Sin embargo, al mismo tiempo, se sentía indignada. Si ella fuese policía, le habría dado prioridad a una información que indicase que existía relación con un suceso similar, aunque se hubiese producido en otro continente.

Decidió hablar con el fiscal que dirigía la investigación previa. Él debería comprender la importancia de su aportación.

Condujo a demasiada velocidad en dirección a Delsbo y, cuando llegó al hotel, aún seguía enojada. Los publicistas celebraban su fiesta en el comedor, así que tuvo que cenar en el bar, que estaba desierto. Pidió una copa de vino con la comida. Un Shiraz australiano, con mucho cuerpo, aunque no pudo determinar si tenía matices de chocolate o de regaliz, o de ambos.

Después de cenar subió a su habitación. Ya se le había pasado el enfado. Se tomó una de sus pastillas de hierro y recordó el diario que había estado hojeando. Debería haberle hablado de él a Vivi Sundberg, pero, por alguna razón, optó por callar. Ni que decir tiene que el diario corría el riesgo de convertirse en una ínfima parte del ingente material de la investigación.

Como jueza, había aprendido a valorar a los policías que daban muestras de un talento especial para descubrir los eslabones importantes en un material que, para otros, podía resultar enredado y caótico.

¿Qué tipo de policía sería Vivi Sundberg? Una mujer de mediana edad con sobrepeso que no parecía muy ágil mentalmente.

Birgitta Roslin se arrepintió enseguida de su juicio, era injusto, pues no la conocía en absoluto.

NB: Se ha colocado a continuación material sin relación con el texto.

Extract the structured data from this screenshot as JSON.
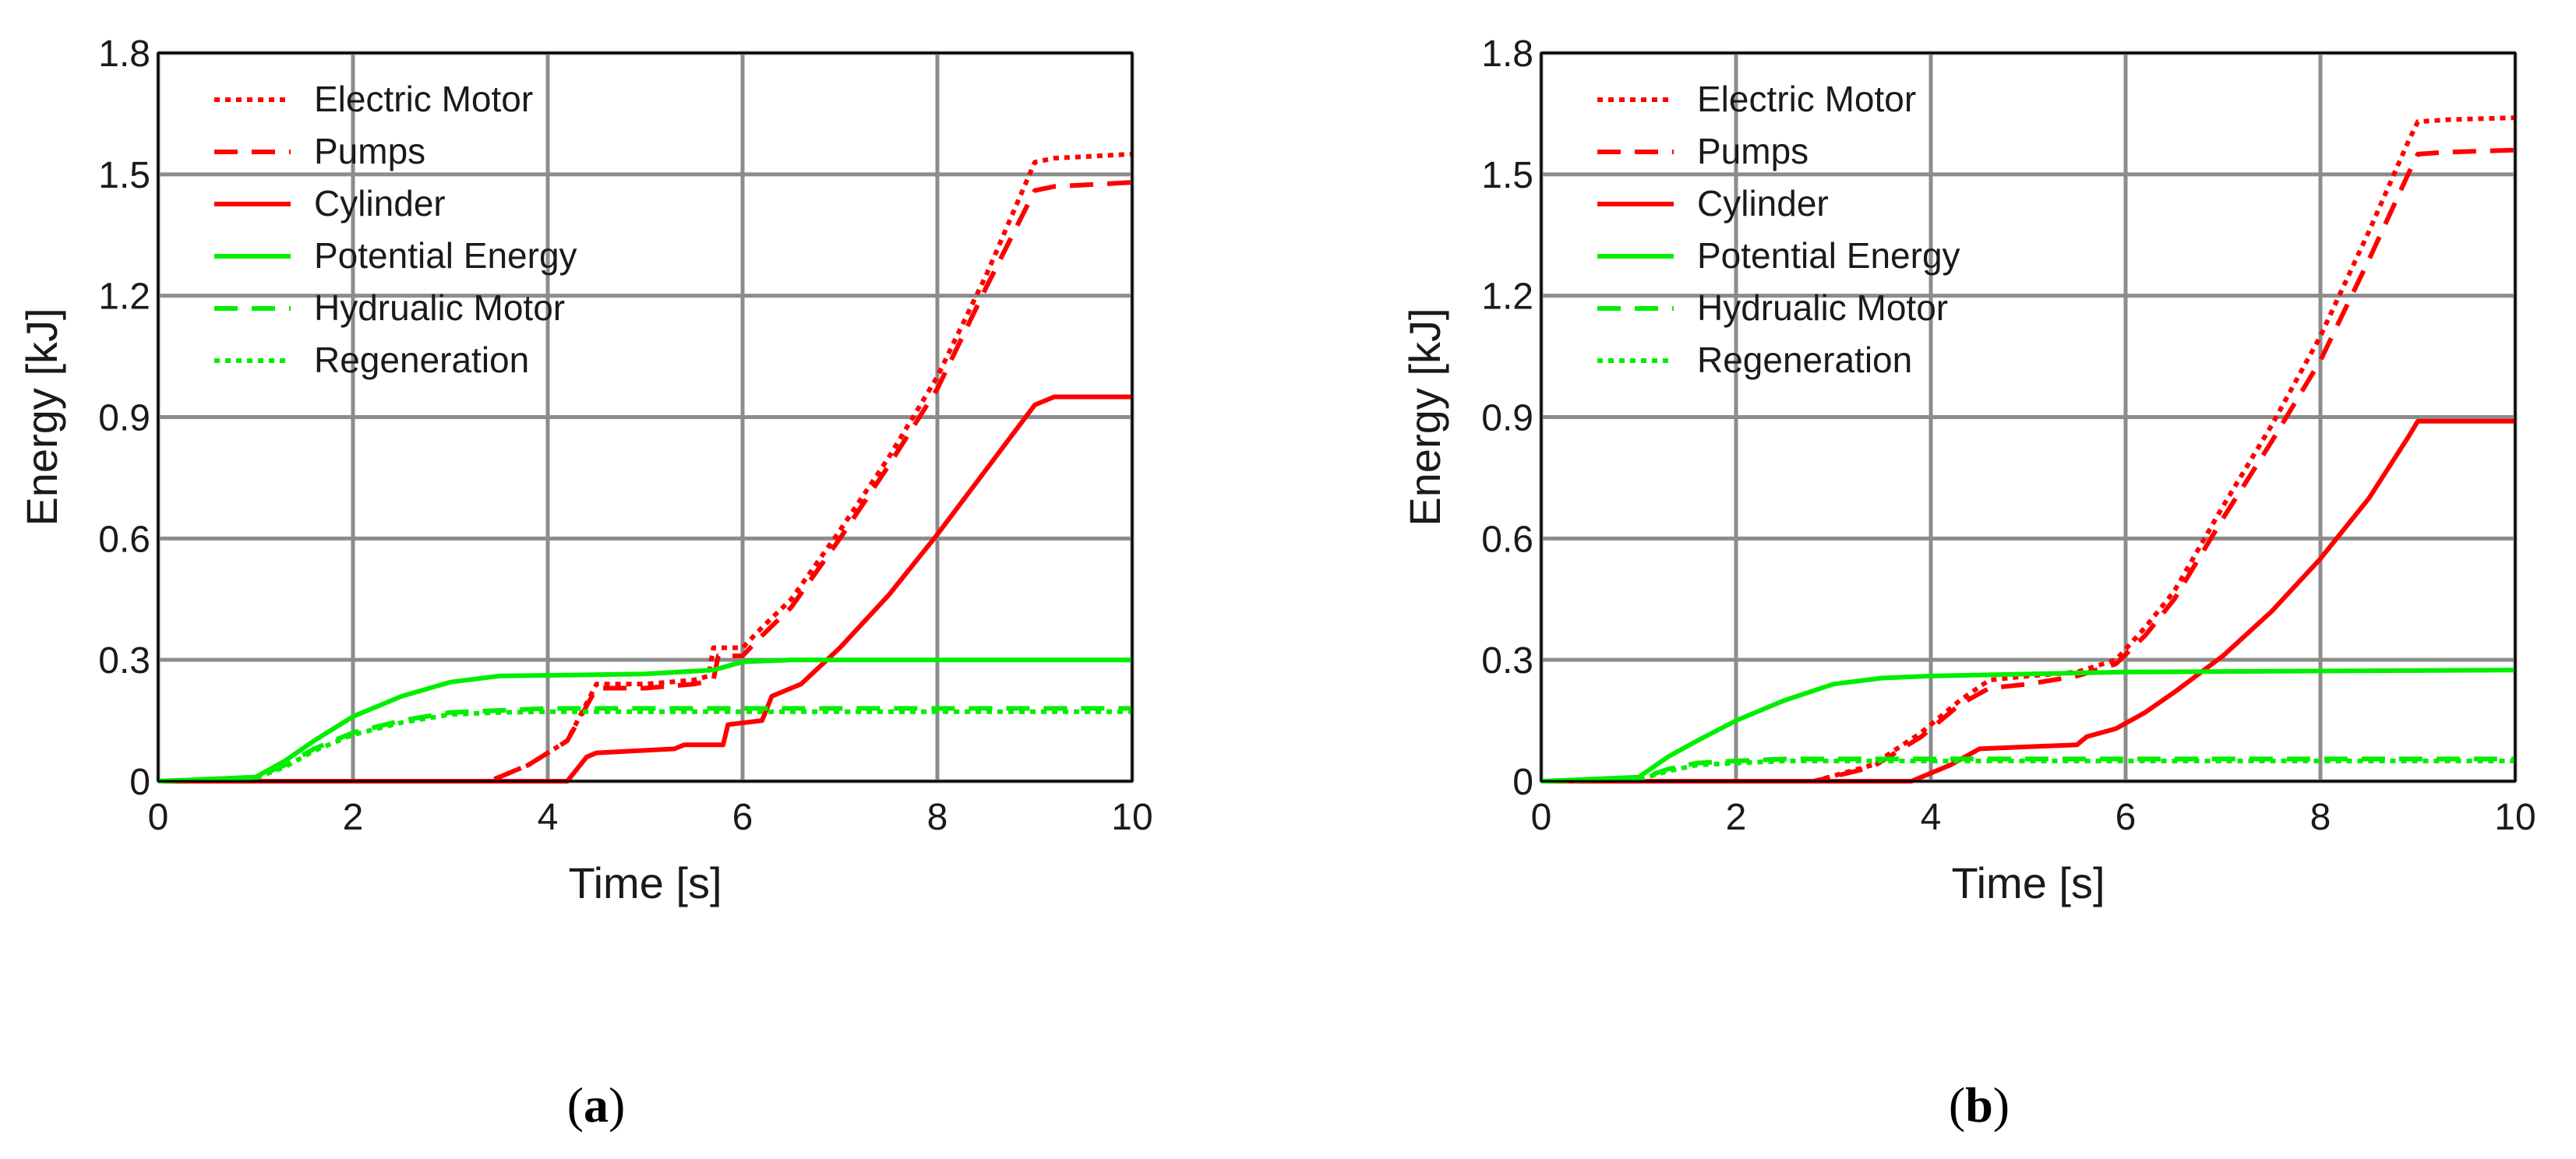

Se tumbó en la cama, encendió el televisor. Oía las vibraciones de los bajos de la fiesta que se celebraba en el comedor.

La despertó el teléfono. Miró el reloj y comprobó que llevaba durmiendo más de una hora. Era Staffan.

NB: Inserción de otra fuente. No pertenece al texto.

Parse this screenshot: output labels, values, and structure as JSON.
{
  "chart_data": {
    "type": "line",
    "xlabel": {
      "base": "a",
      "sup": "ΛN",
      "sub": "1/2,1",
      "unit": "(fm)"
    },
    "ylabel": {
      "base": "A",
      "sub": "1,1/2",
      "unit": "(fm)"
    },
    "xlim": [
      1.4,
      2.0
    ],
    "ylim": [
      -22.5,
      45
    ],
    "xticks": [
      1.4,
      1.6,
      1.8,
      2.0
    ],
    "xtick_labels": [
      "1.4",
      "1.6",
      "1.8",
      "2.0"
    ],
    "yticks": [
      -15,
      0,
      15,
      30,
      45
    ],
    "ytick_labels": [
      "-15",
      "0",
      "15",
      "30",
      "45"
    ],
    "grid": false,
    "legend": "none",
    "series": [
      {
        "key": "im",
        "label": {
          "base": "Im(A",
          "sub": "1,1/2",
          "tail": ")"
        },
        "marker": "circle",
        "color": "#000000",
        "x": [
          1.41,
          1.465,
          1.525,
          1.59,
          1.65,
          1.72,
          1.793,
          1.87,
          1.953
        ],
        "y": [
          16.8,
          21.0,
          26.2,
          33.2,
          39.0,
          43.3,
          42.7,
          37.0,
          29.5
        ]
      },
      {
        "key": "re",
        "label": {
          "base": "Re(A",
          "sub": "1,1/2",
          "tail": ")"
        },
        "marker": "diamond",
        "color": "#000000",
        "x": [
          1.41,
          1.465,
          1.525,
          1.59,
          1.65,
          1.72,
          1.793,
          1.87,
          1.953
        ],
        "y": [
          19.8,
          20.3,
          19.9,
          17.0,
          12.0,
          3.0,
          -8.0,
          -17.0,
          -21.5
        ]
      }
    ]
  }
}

– ¿En qué parte del mundo te encuentras? ¿Adónde estoy llamando?

– A Delsbo.

– Pues no sé ni dónde está.

– Al oeste de Hudiksvall. Si no recuerdo mal, antes se hablaba mucho de las violentas peleas con cuchillos entre los labradores de Delsbo.

Le habló de su encuentro con Hesjövallen. Oyó que Staffan estaba escuchando jazz. «Está encantado de estar solo», concluyó. «Ahora puede escuchar tranquilamente todo el jazz que quiera y que tan poco me gusta.»